En tout état de cause, elle ne justifie pas, par les pièces communiquées, de l’existence d’un préjudice distinct du licenciement lui-même en raison de circonstances vexatoires ou brutales de la rupture de son contrat de travail.
En outre, elle ne présente, dans ses écritures, aucun élément permettant de caractériser un préjudice moral différent de celui qu’elle fait valoir au titre de sa demande pour violation de l’obligation de sécurité qui va être examinée.
Le jugement doit être confirmé en ce qu’il l’a déboutée de sa demande de dommages-intérêts pour préjudice moral.
Sur la demande de dommages-intérêts pour violation de l’obligation de sécurité
En application des dispositions des articles L 4121-1 et suivant du code du travail, l’employeur doit prendre les mesures nécessaires pour assurer la sécurité et protéger la santé physique et mentale des salariés et, à ce titre, mettre en place des actions de prévention des risques, d’information et de formation, ainsi qu’une organisation et des moyens adaptés.
L’employeur veille à l’adaptation de ces mesures pour tenir compte du changement des circonstances et tendre à l’amélioration des situations existantes.
L’employeur ne méconnaît pas cette obligation légale s’il justifie avoir pris toutes les mesures de prévention prévues et qui, informé de l’existence de faits susceptibles de constituer un manquement à son obligation de sécurité, a pris les mesures immédiates propres à les faire cesser.

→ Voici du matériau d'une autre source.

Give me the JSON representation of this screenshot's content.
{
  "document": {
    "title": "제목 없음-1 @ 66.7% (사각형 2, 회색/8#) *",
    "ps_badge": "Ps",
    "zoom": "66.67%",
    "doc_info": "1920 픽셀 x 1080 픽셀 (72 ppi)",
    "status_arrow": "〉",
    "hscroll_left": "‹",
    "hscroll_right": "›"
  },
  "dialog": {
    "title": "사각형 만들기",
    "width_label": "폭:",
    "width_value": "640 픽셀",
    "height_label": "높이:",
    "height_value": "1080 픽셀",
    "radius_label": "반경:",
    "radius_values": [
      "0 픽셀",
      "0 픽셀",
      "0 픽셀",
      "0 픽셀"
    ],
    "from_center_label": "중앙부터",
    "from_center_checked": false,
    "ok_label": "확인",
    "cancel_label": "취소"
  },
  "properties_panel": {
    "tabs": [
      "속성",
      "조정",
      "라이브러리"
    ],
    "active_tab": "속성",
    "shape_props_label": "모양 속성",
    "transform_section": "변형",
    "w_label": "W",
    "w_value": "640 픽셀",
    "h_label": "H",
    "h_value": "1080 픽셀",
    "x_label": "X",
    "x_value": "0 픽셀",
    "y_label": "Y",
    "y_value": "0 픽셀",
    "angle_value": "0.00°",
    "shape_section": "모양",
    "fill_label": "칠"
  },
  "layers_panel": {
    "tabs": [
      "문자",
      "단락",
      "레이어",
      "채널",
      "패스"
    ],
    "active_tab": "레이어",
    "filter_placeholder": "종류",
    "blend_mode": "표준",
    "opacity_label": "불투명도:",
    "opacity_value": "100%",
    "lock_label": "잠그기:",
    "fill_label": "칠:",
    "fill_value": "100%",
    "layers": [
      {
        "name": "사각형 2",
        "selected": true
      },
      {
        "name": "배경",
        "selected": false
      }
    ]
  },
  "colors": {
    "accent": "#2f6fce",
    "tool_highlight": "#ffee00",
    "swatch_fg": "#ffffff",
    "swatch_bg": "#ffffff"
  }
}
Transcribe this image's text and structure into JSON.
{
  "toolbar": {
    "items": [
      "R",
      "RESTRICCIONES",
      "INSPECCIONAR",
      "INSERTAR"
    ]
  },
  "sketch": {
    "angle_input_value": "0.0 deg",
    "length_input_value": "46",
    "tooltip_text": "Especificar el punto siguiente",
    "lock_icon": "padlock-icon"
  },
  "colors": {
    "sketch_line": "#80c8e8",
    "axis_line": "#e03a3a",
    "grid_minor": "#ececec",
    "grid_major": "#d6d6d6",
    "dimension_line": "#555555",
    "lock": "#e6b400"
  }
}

Il ressort du dossier médical de Mme [D], qu’elle verse aux débats, que ses arrêts de travail, et notamment son hospitalisation en novembre 2017 sont sans aucun rapport avec ses conditions de travail. Si elle s’est plainte auprès du médecin du travail de son mal être au travail, c’est en raison de son différend concernant les tâches qui lui ont été confiées et le montant de sa rémunération. Or l’employeur a systématiquement accepté ses demandes d’entretien, organisant des rendez-vous auxquels l’intéressée n’a pas toujours donné suite au motif que ses revendications salariales n’étaient pas satisfaites. Il a lui-même orienté la salariée vers la médecine du travail et l’a autorisée à s’absenter pour assister aux rendez-vous.
Il en résulte, ainsi que des éléments qui ont été relevés par la cour dans le cadre de l’examen du licenciement que l’employeur n’a pas méconnu son obligation de sécurité. Le jugement doit être confirmé en ce qu’il a débouté Mme [D] de sa demande de dommages et intérêts formée à ce titre.
Sur les autre demandes
Il paraît équitable de condamner Mme [D] à payer à la société Minimax France la somme de 150 euros en application des dispositions de l’article 700 du code de procédure civile ainsi qu’aux dépens de la procédure d’appel en application de l’article 696 du code de procédure civile.
PAR CES MOTIFS
Confirme le jugement en toutes ses dispositions ;
Y ajoutant ;
Condamne Mme [D] à payer à la société Minimax France la somme de 150 euros sur le fondement des dispositions de l’article 700 du code de procédure civile.
Déboute les parties de toutes leurs autres demandes ;
Condamne Mme [D] aux dépens de la procédure d’appel.